Baba kimdir? Güçlü yanımızdır baba, gurur duyduğumuz, yanında huzurlu bir şekilde uykuya daldığımız, sırtımızı yasladığımız, aklına hayran kaldığımız, gücüyle güçlendiğimiz, parasıyla doyduğumuz, emeğiyle yeşerdiğimiz. Babamız yoksa ne olur? Güçsüz oluruz, kanadımız kırılır, bir yanımız kambur, bir yanımız ürkektir. Varsa ama baba gibi değilse ne olur? Fournier kitapta bu sorunun yanıtını özyaşamından kesitlerle anlatıyor. "Babamız olmazsa biz de olmayız, hadi gelin kabul edelim" diyor...Çok başarılı, çok cesur, kesinlikle tavsiye edilir.


 

DAVID DIOP “GECE TÜM KANLAR KARADIR”


Senegal kökenli Fransız yazarın I.Dünya Savaşı'nda Almanlara karşı Fransız ordusunda savaşan siyahi azınlık askerlerden birinin öyküsünün anlatıldığı, okunması zor ancak oldukça etkileyici bir kitap.

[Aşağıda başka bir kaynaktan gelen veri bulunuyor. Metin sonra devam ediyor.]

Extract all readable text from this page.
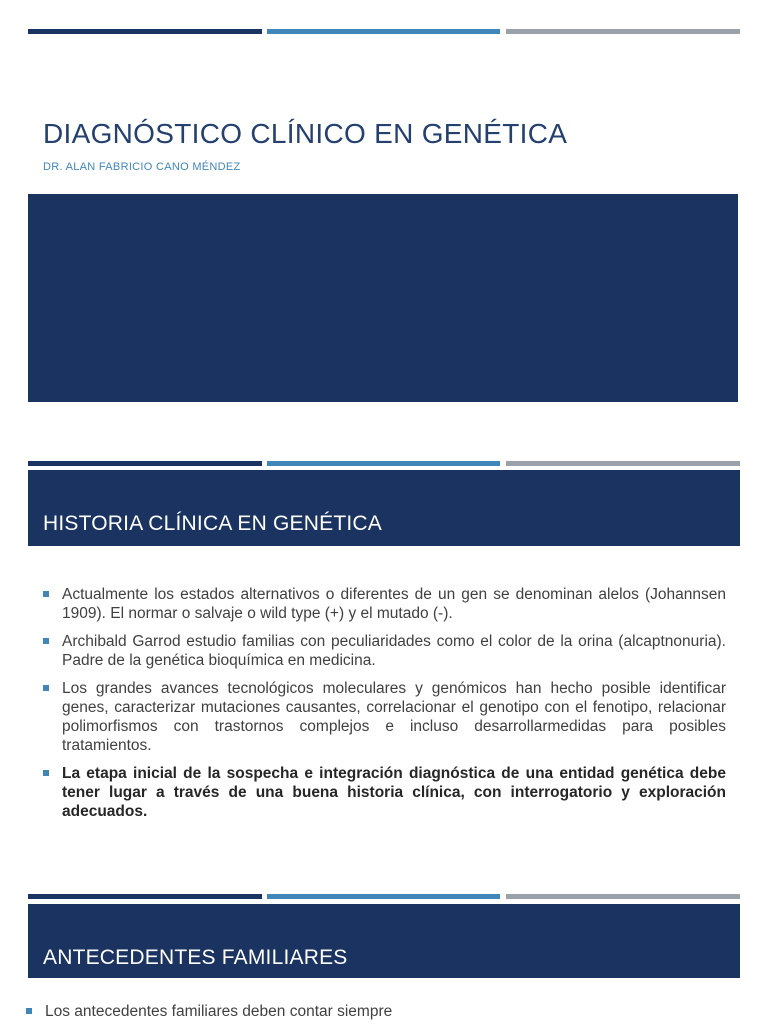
DIAGNÓSTICO CLÍNICO EN GENÉTICA

DR. ALAN FABRICIO CANO MÉNDEZ

HISTORIA CLÍNICA EN GENÉTICA
Actualmente los estados alternativos o diferentes de un gen se denominan alelos (Johannsen 1909). El normar o salvaje o wild type (+) y el mutado (-).
Archibald Garrod estudio familias con peculiaridades como el color de la orina (alcaptnonuria). Padre de la genética bioquímica en medicina.
Los grandes avances tecnológicos moleculares y genómicos han hecho posible identificar genes, caracterizar mutaciones causantes, correlacionar el genotipo con el fenotipo, relacionar polimorfismos con trastornos complejos e incluso desarrollarmedidas para posibles tratamientos.
La etapa inicial de la sospecha e integración diagnóstica de una entidad genética debe tener lugar a través de una buena historia clínica, con interrogatorio y exploración adecuados.
ANTECEDENTES FAMILIARES
Los antecedentes familiares deben contar siempre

Yazar kitapta üzerinde düşünmeye sevk eden birçok benzetme, tasvir ve metafora yer veriyor. Bu sayede okuyucu ölüm ve yası iliklerine kadar hissediyor. Sömürgecilik kitabın arka fonunda asılı dursa da, asıl kurgu savaş. Ne için öldüğünü ya da öldürdüğünü bilmemek demek savaş; aslında herkes savaşa bir anlam kazandırmanın peşinde. Alfa arkadaşının intikamı için öldürüyor, sonra hayatta kalmak için, övgü almak, şöhret kazanmak için, belki insanlığını da öldürmek için...


 

JOSE SARAMAGO “KÖRLÜK”



Birgün kalksak ve dünyada bir körlük salgını olsa, hepimiz regresyona uğrasak, Taş Devri'ne geri dönsek, ahlak ve vicdan duygusunu kaybetsek, hayatta kalma çabasıyla insanlar birbirini tüketse, şiddet ve acımasızlık denizinde boğulsak ama hiçbir şey görmesek, tanık olmasak, aynada kendimizle yüzleşmesek ne olurdu, nasıl olurdu? Çok etkileyici bir roman, bir başyapıt. Saramago okuyucuyu hayretler içinde bırakıp sarsmasıyla tanınan, bu yönüyle de her okuduğum kitabında beni asla şaşırtmayan bir yazar. Karakterlerin isimleri yok, öykünün geçtiği ülkenin de adı yok. İnsan ve temel dürtüleri var; açlık, tuvalet, uyku ve cinsellik. Kadın neden kör olmuyor? Gereksinimden mi, yani anlatıcı ya da gözlemci olduğu için mi, yoksa vicdanen/ahlaken de kör olmamış olmasından dolayı mı?  "Körlük" kitabından sonra "Görmek" kitabının okunması da öneriliyor, bunu sindirdikten sonra devam edeceğim.